London, 1840: A serial killer roams the streets of Spitalfields, leaving the bodies of his young female victims with their chests ripped open and hair stuffed in their mouths to resemble a beak. Because of this, he becomes known as The Man of Crows.

Catherine Sorgeiul, living with her uncle in the East End, becomes obsessed with the murders. An isolated young woman considered rather odd by her peers, most of whom are preoccupied with finding husbands, Catherine rarely leaves the house and has little to entertain her outside her own imagination. She writes in her notebook about murder, putting herself in the head of each victim, imagining her last thoughts and feelings as the murderer strikes. She starts to roam the streets late at night, following the last footsteps of the victims and seeking out the murderer. But is she hoping to discover his identity, or presenting herself as the next victim? We follow the story through Catherine’s unreliable point of view, and it becomes disturbingly clear that we can never quite be sure whether what she is telling us actually happened, or if it is a murder described from the pages from her journal. This is a young woman with an unhealthy fixation with death. We learn that her parents and brother are dead, but for a long time we don’t actually know what happened to them. Can we trust Catherine’s version of events? She is clearly a disturbed young woman with dark secrets, but what is she actually capable of?

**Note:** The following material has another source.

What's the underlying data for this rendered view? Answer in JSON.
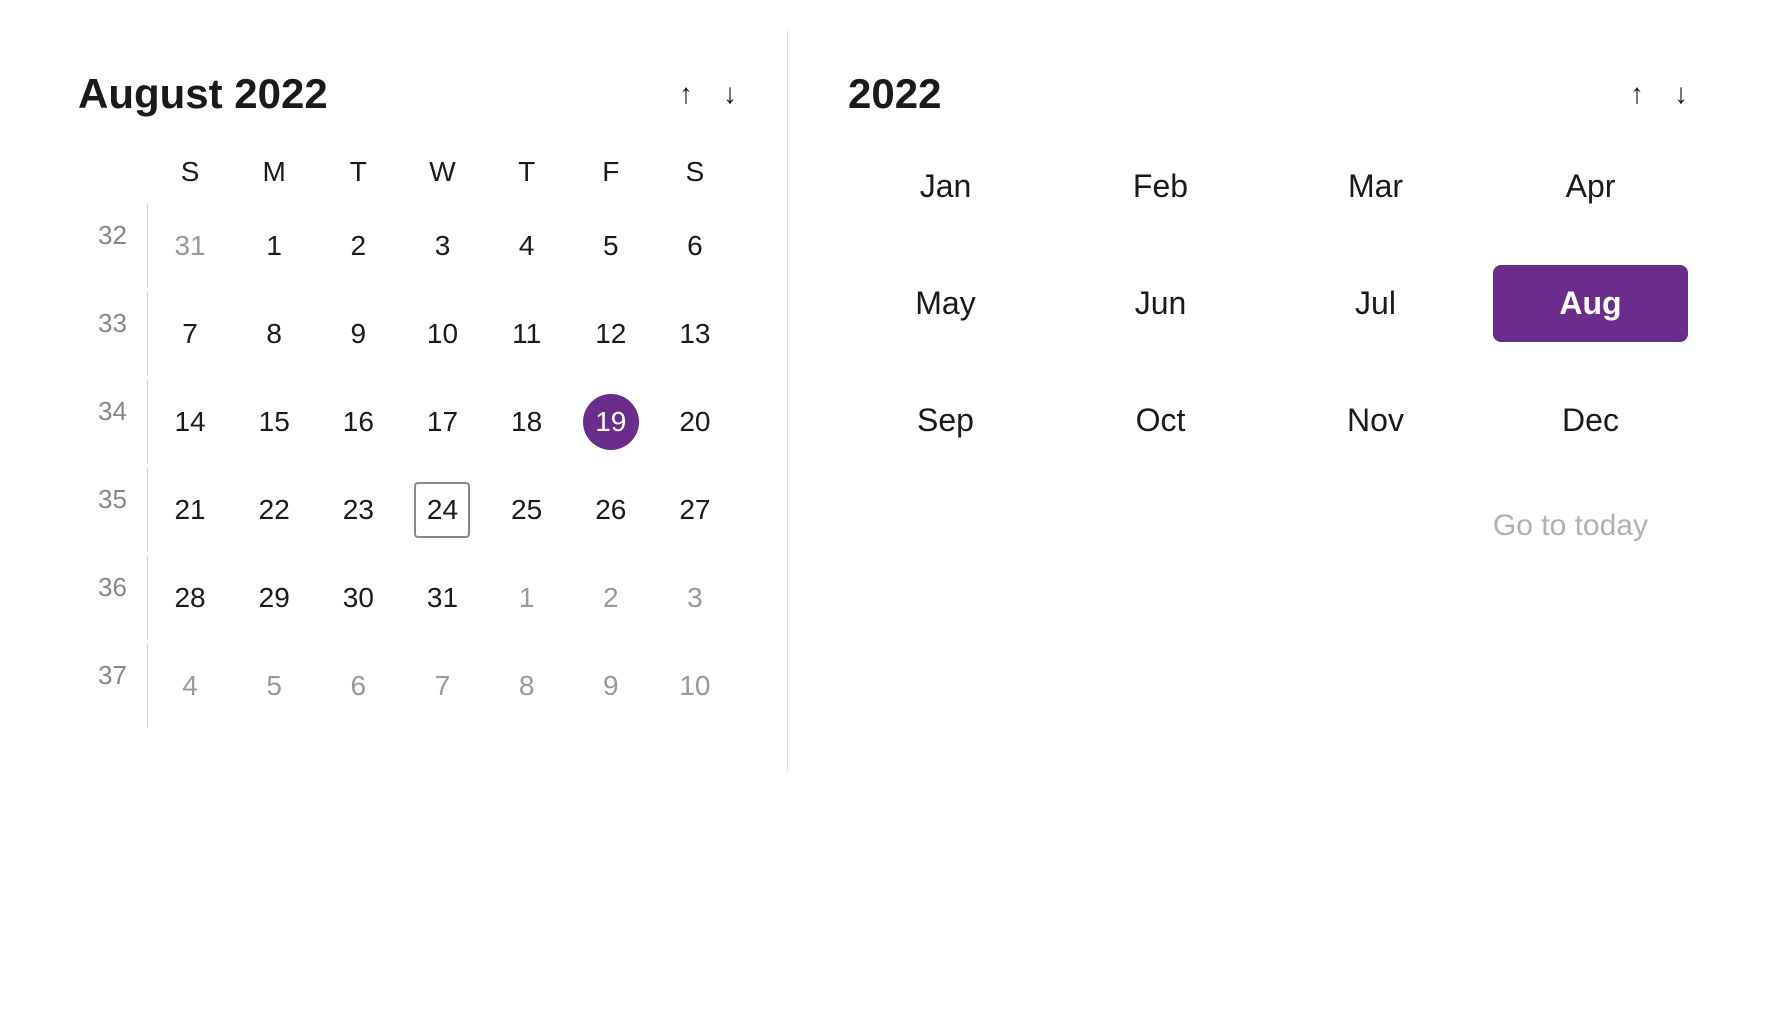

This is a dark, brooding, claustrophobic novel that really brings to life the oppressive poverty of Victorian London. For much of it, I was unsure whether I was reading a historical crime novel or a gothic psychological literary thriller. But ultimately, it is a ‘whodunnit’, and the identity of The Man of Crows is revealed by the end of the novel, thus satisfying fans of the classic crime genre. However, I would also recommend this book to fans of gothic horror. There is nothing supernatural going on here, but the dark imaginings of Catherine Sorgeiul create a genuinely disturbing and creepy atmosphere.